Sou bicho urbano. Meu bem-estar físico e mental depende da existência de cinemas, supermercados, livrarias e restaurantes num raio de cinco quilômetros de onde eu me encontre. Como ninguém é uma coisa só, parte de mim entra em conflito com essa excessiva dependência da urbe e suplica por hiatos de silêncio e contemplação. Tento não contestar quando essa urgência se manifesta. Mas tais intervalos não costumam durar mais do que um fim de semana. Isso explica por que o segundo pensamento que me ocorreu ao chegar à Praia do Laje (depois de: “meu Deus, que lugar!”) foi: “o que é que eu vou fazer aqui durante quatro dias?”. Não demoraria muito pra que aquela preocupação fosse solapada por outra: encontrar uma forma indolor de me despedir.
A praia é uma das mais bonitas do litoral alagoano.
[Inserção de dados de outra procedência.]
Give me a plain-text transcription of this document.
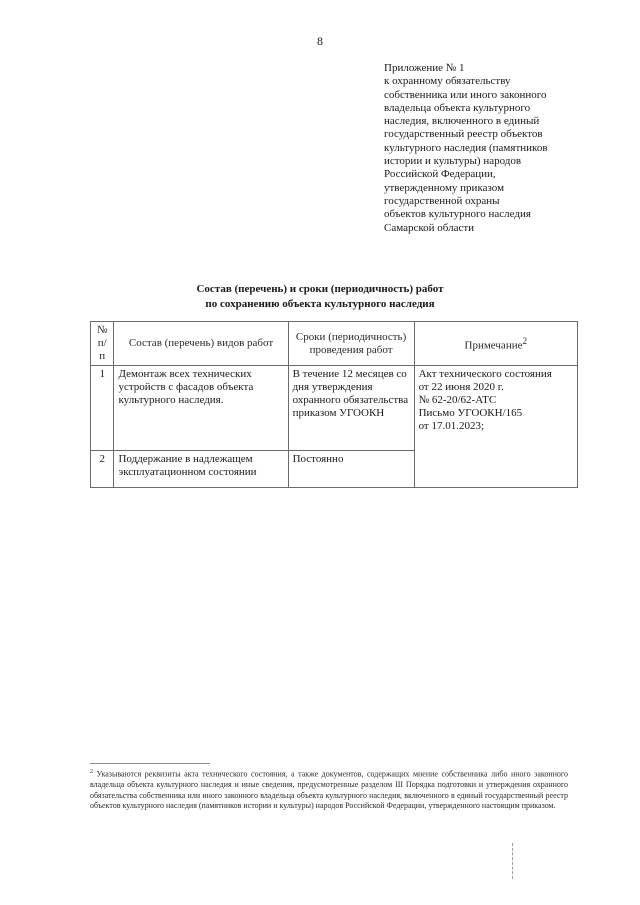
8
Приложение № 1
к охранному обязательству
собственника или иного законного
владельца объекта культурного
наследия, включенного в единый
государственный реестр объектов
культурного наследия (памятников
истории и культуры) народов
Российской Федерации,
утвержденному приказом
государственной охраны
объектов культурного наследия
Самарской области
Состав (перечень) и сроки (периодичность) работ
по сохранению объекта культурного наследия
№ п/п	Состав (перечень) видов работ	Сроки (периодичность) проведения работ	Примечание$^2$
1	Демонтаж всех технических устройств с фасадов объекта культурного наследия.	В течение 12 месяцев со дня утверждения охранного обязательства приказом УГООКН	Акт технического состояния
от 22 июня 2020 г.
№ 62-20/62-АТС
Письмо УГООКН/165
от 17.01.2023;

2	Поддержание в надлежащем эксплуатационном состоянии	Постоянно	
$^2$ Указываются реквизиты акта технического состояния, а также документов, содержащих мнение собственника либо иного законного владельца объекта культурного наследия и иные сведения, предусмотренные разделом III Порядка подготовки и утверждения охранного обязательства собственника или иного законного владельца объекта культурного наследия, включенного в единый государственный реестр объектов культурного наследия (памятников истории и культуры) народов Российской Федерации, утвержденного настоящим приказом.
Não bastasse isso, há o fato de permanecer quase deserta durante a maior parte do ano. Nesse cenário, a pernambucana Adriana Didier e o português Joaquim Santos ergueram a Aldeia Beijupirá com simplicidade e bom gosto, uma construção que não se sobrepõe à paisagem, mas dialoga com ela. Tudo é permeado por tremenda brasilidade e cada detalhe, desde a música até o impecável serviço (agradecimento especial a um sorriso chamado Letícia), é pensado pra oferecer ao hóspede uma experiência única.
Embora eu tivesse um carro à minha disposição, faltou-me motivação pra ir conhecer praias vizinhas. Por que sair de um lugar onde a felicidade era certa e me arriscar em direção a outras paragens? Meus dias eram assim: acordava, tomava café, caminhava, dava um mergulho, nadava, lia, tirava um cochilo na rede, lia mais um pouco. Nessa toada, acabei fazendo praticamente todas as refeições na pousada. Confesso que os pratos mais substanciosos e, digamos, mais inventivos, não me entusiasmaram. Fui mais feliz com os petiscos, companhia providencial em uma das atividades a que mais me dediquei durante a temporada: observar o mar. Coisas como pastéis de camarão, agulha frita, ensopadinho de aratu, nacos de macaxeira.
Mas a refeição mais esperada era a primeira do dia, que me fazia deixar a cama sem protelação, coisa rara. No delicioso café da manhã, eu apontaria um único senão: o fato de não haver mais frutas locais na seleção diária. Houve, no entanto, muitas e grandíssimas compensações: ovo no pão, queijo de coalho na chapa, extraordinários pães de queijo (dos melhores que comi no Brasil), tapioca, bolo, panquecas e geleias. Entre os pequenos mimos que mudavam diariamente, as bananas douradas com açúcar e canela e os bolinhos de estudante mereciam lugar definitivo no cardápio.
O bicho urbano sobreviveu à experiência, mas saiu dali com suas convicções seriamente abaladas.